Client-advisor relationships, like all relationships, are predicated on a few basic principles. In this piece, I will discuss this and explore how you, as advisor, can help foster enduring relationships. The first step is to understand people.
A Twist on Trust
Every prospective client has a certain capacity to trust. Some are very trusting while others are not. Whether this is a learned behavior or something genetic is difficult to say. We do know that a great number of clients seeking financial advice have already spoken with multiple advisors and have formed certain opinions as a result. If the advisor is subject to production requirements or simply has not amassed a large enough asset base to sustain their lifestyle, they can easily appear a little too eager. If the client perceives this, they may become defensive. Why? Because the client is seeking sound financial advice and does not want to be sold.
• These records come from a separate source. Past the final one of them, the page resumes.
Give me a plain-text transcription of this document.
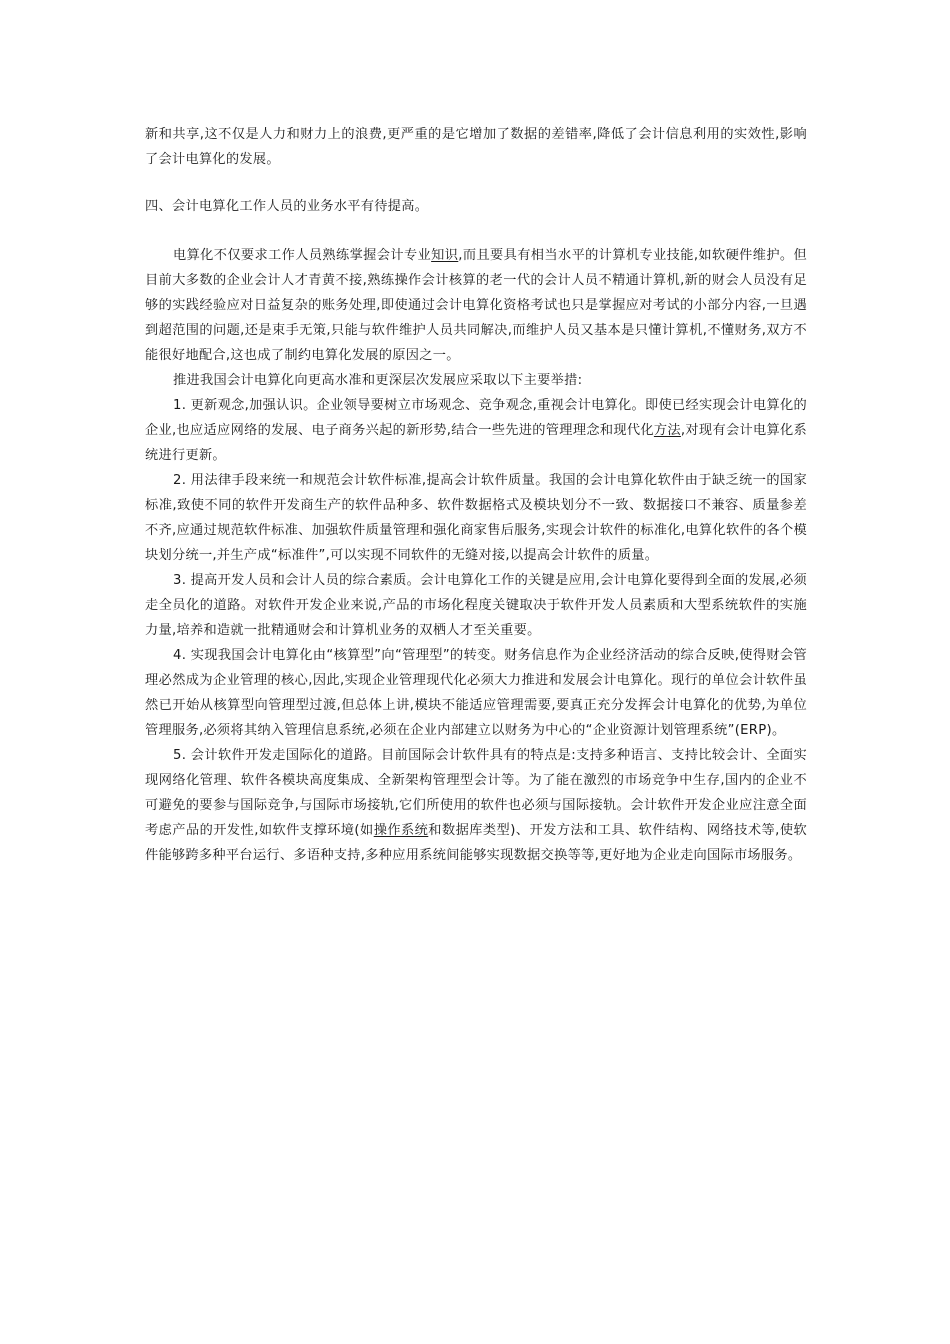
新和共享,这不仅是人力和财力上的浪费,更严重的是它增加了数据的差错率,降低了会计信息利用的实效性,影响了会计电算化的发展。

四、会计电算化工作人员的业务水平有待提高。

电算化不仅要求工作人员熟练掌握会计专业知识,而且要具有相当水平的计算机专业技能,如软硬件维护。但目前大多数的企业会计人才青黄不接,熟练操作会计核算的老一代的会计人员不精通计算机,新的财会人员没有足够的实践经验应对日益复杂的账务处理,即使通过会计电算化资格考试也只是掌握应对考试的小部分内容,一旦遇到超范围的问题,还是束手无策,只能与软件维护人员共同解决,而维护人员又基本是只懂计算机,不懂财务,双方不能很好地配合,这也成了制约电算化发展的原因之一。

推进我国会计电算化向更高水准和更深层次发展应采取以下主要举措:

1. 更新观念,加强认识。企业领导要树立市场观念、竞争观念,重视会计电算化。即使已经实现会计电算化的企业,也应适应网络的发展、电子商务兴起的新形势,结合一些先进的管理理念和现代化方法,对现有会计电算化系统进行更新。

2. 用法律手段来统一和规范会计软件标准,提高会计软件质量。我国的会计电算化软件由于缺乏统一的国家标准,致使不同的软件开发商生产的软件品种多、软件数据格式及模块划分不一致、数据接口不兼容、质量参差不齐,应通过规范软件标准、加强软件质量管理和强化商家售后服务,实现会计软件的标准化,电算化软件的各个模块划分统一,并生产成“标准件”,可以实现不同软件的无缝对接,以提高会计软件的质量。

3. 提高开发人员和会计人员的综合素质。会计电算化工作的关键是应用,会计电算化要得到全面的发展,必须走全员化的道路。对软件开发企业来说,产品的市场化程度关键取决于软件开发人员素质和大型系统软件的实施力量,培养和造就一批精通财会和计算机业务的双栖人才至关重要。

4. 实现我国会计电算化由“核算型”向“管理型”的转变。财务信息作为企业经济活动的综合反映,使得财会管理必然成为企业管理的核心,因此,实现企业管理现代化必须大力推进和发展会计电算化。现行的单位会计软件虽然已开始从核算型向管理型过渡,但总体上讲,模块不能适应管理需要,要真正充分发挥会计电算化的优势,为单位管理服务,必须将其纳入管理信息系统,必须在企业内部建立以财务为中心的“企业资源计划管理系统”(ERP)。

5. 会计软件开发走国际化的道路。目前国际会计软件具有的特点是:支持多种语言、支持比较会计、全面实现网络化管理、软件各模块高度集成、全新架构管理型会计等。为了能在激烈的市场竞争中生存,国内的企业不可避免的要参与国际竞争,与国际市场接轨,它们所使用的软件也必须与国际接轨。会计软件开发企业应注意全面考虑产品的开发性,如软件支撑环境(如操作系统和数据库类型)、开发方法和工具、软件结构、网络技术等,使软件能够跨多种平台运行、多语种支持,多种应用系统间能够实现数据交换等等,更好地为企业走向国际市场服务。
In short, when the advisors focus is on themselves and what they need, the client may pick up on it. This can be especially true if the client has a lower capacity to trust or is a female, as women are generally more intuitive and perceptive than men. Sorry guys.
Everyone has the capacity to feel. At one end of the continuum are those who are very outgoing and wear their emotions on their sleeve. These people are much easier to read. All you need to do is let them talk while you listen and learn. Other clients hold things close to the vest and are much harder to read. Even though the latter show less emotion, they usually “feel” the same emotions as those who are outgoing. They have either learned to control their emotions or it is embedded in their God-given personality or both. Both types require a different approach, but we’ll save that discussion for another time.